De hierna te noemen strafoplegging is in overeenstemming met de ernst van het bewezen geachte, de omstandigheden waaronder dit is begaan en de persoon van verdachte, zoals van een en ander ter terechtzitting is gebleken.
De rechtbank heeft bij de keuze tot het opleggen van een vrijheidsbenemende straf en bij de vaststelling van de duur daarvan in het bijzonder het volgende laten meewegen.
Verdachte heeft zich schuldig gemaakt aan het voorhanden hebben van een handelsvoorraad harddrugs bestaande uit materiaal bevattende cocaïne en XTC-pillen bevattende MDMA. Harddrugs zijn schadelijk voor de gezondheid en vormen als zodanig een bedreiging voor de volksgezondheid. De handel in en het gebruik van verdovende middelen leiden tot allerlei vormen van criminaliteit, overlast en andere maatschappelijke problemen.
De rechtbank heeft acht geslagen op het Uittreksel Justitiële documentatie van 7 april 2015 waaruit blijkt dat verdachte niet eerder op grond van de Opiumwet is veroordeeld.
Nu verdachte van een deel van de ten laste gelegde feiten wordt vrijgesproken is de rechtbank van oordeel, anders dan door de officier van justitie gevorderd, dat kan worden volstaan met het opleggen van een onvoorwaardelijke gevangenisstraf voor de duur van drie maanden. Bij het bepalen van deze straf is de rechtbank niet in staat gesteld om rekening te houden met de persoonlijke omstandigheden van verdachte nu hij hierover weinig heeft willen verklaren en er over hem geen reclasseringsrapportage is opgemaakt. Bij het bepalen van de strafmaat heeft de rechtbank er wel rekening mee gehouden dat het bewezen geachte feit inmiddels een oud feit betreft.
Beslag.
Onder verdachte zijn meerdere telefoons en een simkaart in beslag genomen en een geldbedrag van € 2.729,72,-.
De raadsman van verdachte heeft ter terechtzitting naar voren gebracht dat het niet vaststaat dat het geld aan verdachte toebehoort. De raadsman heeft gesteld dat het geld, gelet op waar het is aangetroffen, in kleding die in een kast lag, mogelijk van een familielid is.
De rechtbank is van oordeel dat, op grond van het dossier en hetgeen de raadsman naar voren heeft gebracht niet is komen vast te staan dat verdachte de eigenaar is van het aangetroffen geldbedrag. De rechtbank zal derhalve bepalen dat dit geldbedrag bewaard dient te worden ten behoeve van de rechthebbende.
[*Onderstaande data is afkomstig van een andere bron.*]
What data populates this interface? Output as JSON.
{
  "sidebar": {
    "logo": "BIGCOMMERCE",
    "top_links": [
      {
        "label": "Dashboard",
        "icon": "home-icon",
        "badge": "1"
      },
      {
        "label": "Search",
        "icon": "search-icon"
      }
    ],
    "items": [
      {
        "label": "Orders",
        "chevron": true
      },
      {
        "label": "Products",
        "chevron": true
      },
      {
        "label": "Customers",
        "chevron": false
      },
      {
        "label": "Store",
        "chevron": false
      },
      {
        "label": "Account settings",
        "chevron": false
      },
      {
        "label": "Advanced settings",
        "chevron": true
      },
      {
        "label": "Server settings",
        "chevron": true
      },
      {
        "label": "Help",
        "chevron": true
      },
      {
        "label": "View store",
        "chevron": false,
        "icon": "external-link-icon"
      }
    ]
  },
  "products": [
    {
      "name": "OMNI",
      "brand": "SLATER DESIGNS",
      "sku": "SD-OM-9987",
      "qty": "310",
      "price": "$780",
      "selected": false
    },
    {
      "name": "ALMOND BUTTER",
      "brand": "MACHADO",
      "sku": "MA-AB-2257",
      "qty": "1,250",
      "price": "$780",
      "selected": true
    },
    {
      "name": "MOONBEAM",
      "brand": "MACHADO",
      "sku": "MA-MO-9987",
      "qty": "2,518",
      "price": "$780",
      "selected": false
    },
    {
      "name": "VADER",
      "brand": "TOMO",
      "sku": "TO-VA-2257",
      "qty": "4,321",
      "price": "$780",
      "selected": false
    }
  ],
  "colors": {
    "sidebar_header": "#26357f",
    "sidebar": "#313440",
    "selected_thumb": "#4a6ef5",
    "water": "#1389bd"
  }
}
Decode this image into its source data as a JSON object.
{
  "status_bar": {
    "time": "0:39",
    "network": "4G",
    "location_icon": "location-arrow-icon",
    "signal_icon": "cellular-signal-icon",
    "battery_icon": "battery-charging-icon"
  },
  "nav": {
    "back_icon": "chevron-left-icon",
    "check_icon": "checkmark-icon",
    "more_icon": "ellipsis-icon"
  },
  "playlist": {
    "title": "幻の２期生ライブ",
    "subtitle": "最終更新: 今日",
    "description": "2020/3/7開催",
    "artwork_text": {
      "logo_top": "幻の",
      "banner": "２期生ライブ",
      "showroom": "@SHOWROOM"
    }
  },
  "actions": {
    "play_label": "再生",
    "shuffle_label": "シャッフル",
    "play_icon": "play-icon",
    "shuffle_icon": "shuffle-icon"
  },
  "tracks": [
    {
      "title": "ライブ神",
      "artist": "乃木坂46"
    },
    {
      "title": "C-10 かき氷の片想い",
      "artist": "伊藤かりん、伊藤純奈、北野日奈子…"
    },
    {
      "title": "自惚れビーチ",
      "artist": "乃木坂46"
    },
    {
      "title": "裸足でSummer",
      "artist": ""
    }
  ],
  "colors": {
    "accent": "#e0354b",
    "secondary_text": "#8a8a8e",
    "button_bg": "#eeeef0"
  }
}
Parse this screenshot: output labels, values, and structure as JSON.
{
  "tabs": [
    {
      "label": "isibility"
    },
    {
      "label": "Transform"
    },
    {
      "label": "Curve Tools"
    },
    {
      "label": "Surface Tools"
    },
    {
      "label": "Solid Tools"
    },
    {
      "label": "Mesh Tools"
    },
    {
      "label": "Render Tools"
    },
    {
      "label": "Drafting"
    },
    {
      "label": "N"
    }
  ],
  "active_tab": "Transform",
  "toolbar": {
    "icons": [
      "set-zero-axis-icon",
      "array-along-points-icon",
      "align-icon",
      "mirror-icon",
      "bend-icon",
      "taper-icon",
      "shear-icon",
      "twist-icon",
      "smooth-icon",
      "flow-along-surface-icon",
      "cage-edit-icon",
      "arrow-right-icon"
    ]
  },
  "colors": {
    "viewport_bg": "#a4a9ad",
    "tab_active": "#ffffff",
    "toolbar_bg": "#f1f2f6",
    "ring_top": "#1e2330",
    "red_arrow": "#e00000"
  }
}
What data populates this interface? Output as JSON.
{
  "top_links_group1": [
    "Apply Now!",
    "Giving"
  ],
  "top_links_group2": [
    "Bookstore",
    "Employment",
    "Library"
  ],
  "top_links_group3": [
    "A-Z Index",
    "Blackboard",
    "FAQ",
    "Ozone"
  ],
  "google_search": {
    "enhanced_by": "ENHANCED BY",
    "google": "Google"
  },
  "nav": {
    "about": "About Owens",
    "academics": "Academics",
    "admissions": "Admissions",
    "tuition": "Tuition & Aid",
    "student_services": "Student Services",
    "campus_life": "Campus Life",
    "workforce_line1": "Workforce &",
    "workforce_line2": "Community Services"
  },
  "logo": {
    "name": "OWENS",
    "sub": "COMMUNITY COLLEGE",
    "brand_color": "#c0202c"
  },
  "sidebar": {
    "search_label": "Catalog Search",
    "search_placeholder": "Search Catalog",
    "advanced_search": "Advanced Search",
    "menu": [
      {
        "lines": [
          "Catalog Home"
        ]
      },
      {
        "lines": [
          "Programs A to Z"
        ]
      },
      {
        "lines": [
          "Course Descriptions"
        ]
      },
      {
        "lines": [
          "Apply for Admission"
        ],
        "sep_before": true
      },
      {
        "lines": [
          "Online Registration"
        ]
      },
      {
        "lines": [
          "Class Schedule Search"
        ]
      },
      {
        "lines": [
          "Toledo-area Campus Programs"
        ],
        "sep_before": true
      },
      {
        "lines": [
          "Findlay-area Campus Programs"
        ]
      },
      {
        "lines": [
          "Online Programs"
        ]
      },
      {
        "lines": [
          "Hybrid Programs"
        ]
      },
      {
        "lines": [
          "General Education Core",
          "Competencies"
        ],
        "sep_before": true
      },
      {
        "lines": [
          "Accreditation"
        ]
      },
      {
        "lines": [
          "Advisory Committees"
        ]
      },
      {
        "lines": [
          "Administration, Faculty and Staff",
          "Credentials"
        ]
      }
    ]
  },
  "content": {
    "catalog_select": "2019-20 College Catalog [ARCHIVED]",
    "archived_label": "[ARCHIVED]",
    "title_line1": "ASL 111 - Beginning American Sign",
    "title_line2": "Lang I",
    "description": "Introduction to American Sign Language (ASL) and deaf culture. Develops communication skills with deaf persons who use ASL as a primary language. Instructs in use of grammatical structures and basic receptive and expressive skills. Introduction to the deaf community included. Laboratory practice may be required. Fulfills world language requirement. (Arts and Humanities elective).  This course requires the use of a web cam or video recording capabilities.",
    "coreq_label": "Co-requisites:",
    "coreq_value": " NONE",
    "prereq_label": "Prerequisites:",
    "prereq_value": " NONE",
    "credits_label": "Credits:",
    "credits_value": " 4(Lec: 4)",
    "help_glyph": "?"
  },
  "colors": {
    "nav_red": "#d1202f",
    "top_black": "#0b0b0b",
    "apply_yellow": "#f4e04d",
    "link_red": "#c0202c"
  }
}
Hetzelfde geldt voor de in beslag genomen telefoons en de simkaart.

9.Toepasselijke wettelijke voorschriften

De op te leggen straf is gegrond op de artikelen 57, 63 van het Wetboek van Strafrecht en de artikelen 2 en 10 van de Opiumwet.

10.Beslissing

De rechtbank komt op grond van het voorgaande tot de volgende beslissing.
Verklaart het onder 1 en 3 ten laste gelegde niet bewezen en spreekt verdachte daarvan vrij.
Verklaart bewezen dat verdachte het onder 2 ten laste gelegde heeft begaan zoals hiervoor in rubriek 4 is vermeld.
Verklaart niet bewezen hetgeen aan verdachte meer of anders is ten laste gelegd dan hiervoor is bewezen verklaard en spreekt verdachte daarvan vrij.
Het bewezen verklaarde levert op:
Handelen in strijd met het in artikel 2 onder C gegeven verbod, meermalen gepleegd.
Verklaart het bewezene strafbaar.
Verklaart verdachte,
[verdachte], daarvoor strafbaar.
Veroordeelt verdachte tot een gevangenisstraf voor de duur van
3 (drie) maanden.
Beveelt dat de tijd die door veroordeelde voor de tenuitvoerlegging van deze uitspraak in verzekering en in voorlopige hechtenis is doorgebracht, bij de tenuitvoerlegging van die straf in mindering gebracht zal worden.
Heft op het geschorste bevel tot voorlopige hechtenis.
Dit vonnis is gewezen door
mr. K.A. Brunner, voorzitter,
mrs. E.F.A. Buitenen en A.K. Mireku, rechters,
in tegenwoordigheid van L. Jaakke-van den Berg, griffier,
en uitgesproken op de openbare terechtzitting van deze rechtbank van 13 mei 2015.